For Xavier Piccinini, general director of DoubleTrade Spain, the problem with this bidding frenzy in an election year is that it is accompanied by "soaring" budgets. "Runaway inflation and the increase in the cost of materials have caused us to head towards a higher cost of living that is also transferred to public tenders that do not stop growing due to the requirement to cover the needs of citizens and the proximity of new appointments elections," he concludes.

The president of the National Construction Confederation (CNC), Pedro Fernández Alén, hopes that the effort will be as useful as possible. "We trust that the increase in investment will not be used as an electoral weapon, but rather as a boost to a decisive sector to execute European funds and encourage the economy and employment in Spain", he affirms.

Of all the tenders launched in the first quarter, those for construction works represent a smaller portion and are below those for supplies and services, which are equivalent to close to half. However, in an election year, works tend to grow more.
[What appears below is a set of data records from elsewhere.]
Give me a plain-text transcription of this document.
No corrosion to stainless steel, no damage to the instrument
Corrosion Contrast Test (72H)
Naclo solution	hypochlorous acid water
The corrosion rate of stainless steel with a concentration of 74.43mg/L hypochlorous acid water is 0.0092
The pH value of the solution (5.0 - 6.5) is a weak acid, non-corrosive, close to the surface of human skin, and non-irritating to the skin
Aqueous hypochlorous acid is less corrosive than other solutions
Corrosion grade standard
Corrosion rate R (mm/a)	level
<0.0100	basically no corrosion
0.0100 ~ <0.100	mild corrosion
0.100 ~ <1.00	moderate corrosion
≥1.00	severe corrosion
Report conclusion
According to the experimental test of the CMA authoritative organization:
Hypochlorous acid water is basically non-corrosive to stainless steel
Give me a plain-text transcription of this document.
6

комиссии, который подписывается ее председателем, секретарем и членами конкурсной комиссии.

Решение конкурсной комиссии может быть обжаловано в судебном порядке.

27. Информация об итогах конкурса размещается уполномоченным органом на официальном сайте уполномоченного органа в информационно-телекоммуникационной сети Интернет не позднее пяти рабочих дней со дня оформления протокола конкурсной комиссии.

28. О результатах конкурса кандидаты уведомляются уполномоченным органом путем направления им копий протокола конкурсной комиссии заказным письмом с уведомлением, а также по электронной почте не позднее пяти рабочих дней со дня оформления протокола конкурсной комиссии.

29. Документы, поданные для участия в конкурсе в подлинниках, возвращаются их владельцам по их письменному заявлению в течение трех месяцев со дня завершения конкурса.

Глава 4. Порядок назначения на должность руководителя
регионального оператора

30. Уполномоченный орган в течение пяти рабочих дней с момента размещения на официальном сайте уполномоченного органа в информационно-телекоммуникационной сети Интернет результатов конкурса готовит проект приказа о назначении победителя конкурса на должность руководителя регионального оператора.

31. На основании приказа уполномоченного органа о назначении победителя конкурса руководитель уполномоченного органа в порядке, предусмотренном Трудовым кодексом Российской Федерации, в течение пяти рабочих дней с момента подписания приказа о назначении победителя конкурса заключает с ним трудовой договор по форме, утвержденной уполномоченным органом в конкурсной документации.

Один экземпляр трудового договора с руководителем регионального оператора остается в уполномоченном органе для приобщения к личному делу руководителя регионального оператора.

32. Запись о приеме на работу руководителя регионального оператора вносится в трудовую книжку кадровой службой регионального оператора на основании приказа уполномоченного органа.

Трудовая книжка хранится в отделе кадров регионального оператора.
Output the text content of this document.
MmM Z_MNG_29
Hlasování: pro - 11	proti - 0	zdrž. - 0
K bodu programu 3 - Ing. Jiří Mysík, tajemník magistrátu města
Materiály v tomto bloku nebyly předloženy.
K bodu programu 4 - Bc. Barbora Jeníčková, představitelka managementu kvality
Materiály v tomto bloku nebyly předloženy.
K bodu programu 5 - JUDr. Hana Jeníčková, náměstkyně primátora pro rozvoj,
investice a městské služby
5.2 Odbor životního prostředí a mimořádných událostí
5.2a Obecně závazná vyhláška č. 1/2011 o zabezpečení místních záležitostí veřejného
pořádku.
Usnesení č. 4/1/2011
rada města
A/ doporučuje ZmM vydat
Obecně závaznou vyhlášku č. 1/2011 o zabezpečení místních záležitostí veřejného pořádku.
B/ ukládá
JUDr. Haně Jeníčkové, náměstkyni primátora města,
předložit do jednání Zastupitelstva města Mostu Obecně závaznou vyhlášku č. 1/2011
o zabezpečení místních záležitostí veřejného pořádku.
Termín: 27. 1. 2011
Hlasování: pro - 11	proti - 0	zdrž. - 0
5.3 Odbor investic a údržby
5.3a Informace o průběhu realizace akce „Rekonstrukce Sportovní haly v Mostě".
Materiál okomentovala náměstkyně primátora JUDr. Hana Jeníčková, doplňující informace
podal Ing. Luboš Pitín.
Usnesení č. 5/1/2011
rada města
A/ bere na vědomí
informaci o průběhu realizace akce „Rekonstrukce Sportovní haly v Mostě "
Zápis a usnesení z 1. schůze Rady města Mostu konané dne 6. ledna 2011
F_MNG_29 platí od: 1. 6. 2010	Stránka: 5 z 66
The largest tender of those published in the quarter was the one for Aragón highways, for an amount of 2,192 million euros, ahead of one for communications equipment from the Ministry of Finance for 1,302 million euros and another for the supply of laboratory material from the Consorci de Serveis Universitaris de Catalunya (CSUC) for 1,000 million euros.

The two autonomous communities in which the most tenders were tendered in the first quarter were Catalonia and Andalusia, with more than 6,000 each. In Madrid and Valencia the figure was between 3,000 and 6,000, while in the rest of the regions it was below.

Fernández Alén warns of the need for a stable mechanism for reviewing the prices of public contracts, given the risk that many works may be stopped. "Today, many construction companies are being forced to work at a loss or, directly, to shut down. These are problems that suffocate our companies and threaten the Recovery Plan," he warns.

"Either urgent solutions are adopted or companies will continue to die and jobs will be destroyed in a crucial sector for the execution of European funds, since it will channel seven out of every 10 euros from Europe," he says.

From Seopan, Núñez also laments the "absence of price stabilization formulas and mechanisms in works tendered by autonomous communities and local corporations. According to him, the uncertainty affects public works worth close to 6,000 million euros.

It also detects other difficulties such as the "increasingly unsustainable reduction in treasury of contractor companies as they are anticipating with their own resources the unprecedented increase in the cost of construction materials". A third stumbling block has to do with the "absence of review mechanisms in public service contracts" of up to five years in duration, in which current regulations prevent them from reviewing both their salary costs and materials and energy.